Tamayo-Velasco Álvaro, Martínez-Paz Pedro, Peñarrubia-Ponce María Jesús, de la Fuente Ignacio, Pérez-González Sonia, Fernández Itziar, Dueñas Carlos, Gómez-Sánchez Esther, Lorenzo-López Mario, Gómez-Pesquera Estefanía, Heredia-Rodríguez María, Carnicero-Frutos Irene, Muñoz-Moreno María Fe, Bernardo David, Álvarez Francisco Javier, Tamayo Eduardo, Gonzalo-Benito Hugo
Department of Hematology, University Clinical Hospital, 47003 Valladolid, Spain.
Department of Surgery, Faculty of Medicine, University of Valladolid, 47005 Valladolid, Spain.
J Clin Med. 2021 May 8;10(9):2017. doi: 10.3390/jcm10092017.
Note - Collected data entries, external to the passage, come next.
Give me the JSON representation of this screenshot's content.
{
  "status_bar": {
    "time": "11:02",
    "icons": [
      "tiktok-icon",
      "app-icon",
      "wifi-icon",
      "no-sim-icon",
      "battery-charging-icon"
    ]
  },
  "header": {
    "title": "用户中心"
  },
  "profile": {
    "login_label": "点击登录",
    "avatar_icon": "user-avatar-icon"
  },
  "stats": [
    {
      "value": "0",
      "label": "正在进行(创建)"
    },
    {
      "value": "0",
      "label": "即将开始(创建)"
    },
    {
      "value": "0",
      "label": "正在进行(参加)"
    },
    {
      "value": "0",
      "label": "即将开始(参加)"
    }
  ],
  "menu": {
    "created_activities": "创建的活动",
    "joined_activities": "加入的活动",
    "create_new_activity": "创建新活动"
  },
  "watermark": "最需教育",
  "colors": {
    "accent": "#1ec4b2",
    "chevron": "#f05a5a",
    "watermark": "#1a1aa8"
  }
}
Pneumonia is the leading cause of hospital admission and mortality in coronavirus disease 2019 (COVID-19). We aimed to identify the cytokines responsible for lung damage and mortality. We prospectively recruited 108 COVID-19 patients between March and April 2020 and divided them into four groups according to the severity of respiratory symptoms. Twenty-eight healthy volunteers were used for normalization of the results. Multiple cytokines showed statistically significant differences between mild and critical patients. High HGF levels were associated with the critical group (OR = 3.51; < 0.001; 95%CI = 1.95-6.33). Moreover, high IL-1α (OR = 1.36; = 0.01; 95%CI = 1.07-1.73) and low IL-27 (OR = 0.58; < 0.005; 95%CI = 0.39-0.85) greatly increased the risk of ending up in the severe group. This model was especially sensitive in order to predict critical status (AUC = 0.794; specificity = 69.74%; sensitivity = 81.25%). Furthermore, high levels of HGF and IL-1α showed significant results in the survival analysis ( = 0.033 and = 0.011, respectively). HGF, IL-1α, and IL 27 at hospital admission were strongly associated with severe/critical COVID-19 patients and therefore are excellent predictors of bad prognosis. HGF and IL-1α were also mortality biomarkers.
肺炎是2019冠状病毒病(COVID-19)患者住院和死亡的主要原因。我们旨在确定导致肺损伤和死亡的细胞因子。2020年3月至4月,我们前瞻性招募了108例COVID-19患者,并根据呼吸道症状的严重程度将他们分为四组。28名健康志愿者用于结果的标准化。轻度和重症患者之间多种细胞因子存在统计学显著差异。高HGF水平与重症组相关(OR = 3.51;<0.001;95%CI = 1.95 - 6.33)。此外,高IL-1α(OR = 1.36;= 0.01;95%CI = 1.07 - 1.73)和低IL-27(OR = 0.58;<0.005;95%CI = 0.39 - 0.85)大大增加了最终进入重症组的风险。该模型在预测重症状态方面特别敏感(AUC = 0.794;特异性 = 69.74%;敏感性 = 81.25%)。此外,高HGF和IL-1α水平在生存分析中显示出显著结果(分别为 = 0.033和 = 0.011)。入院时的HGF、IL-1α和IL-27与重症/危重症COVID-19患者密切相关,因此是不良预后的优秀预测指标。HGF和IL-1α也是死亡生物标志物。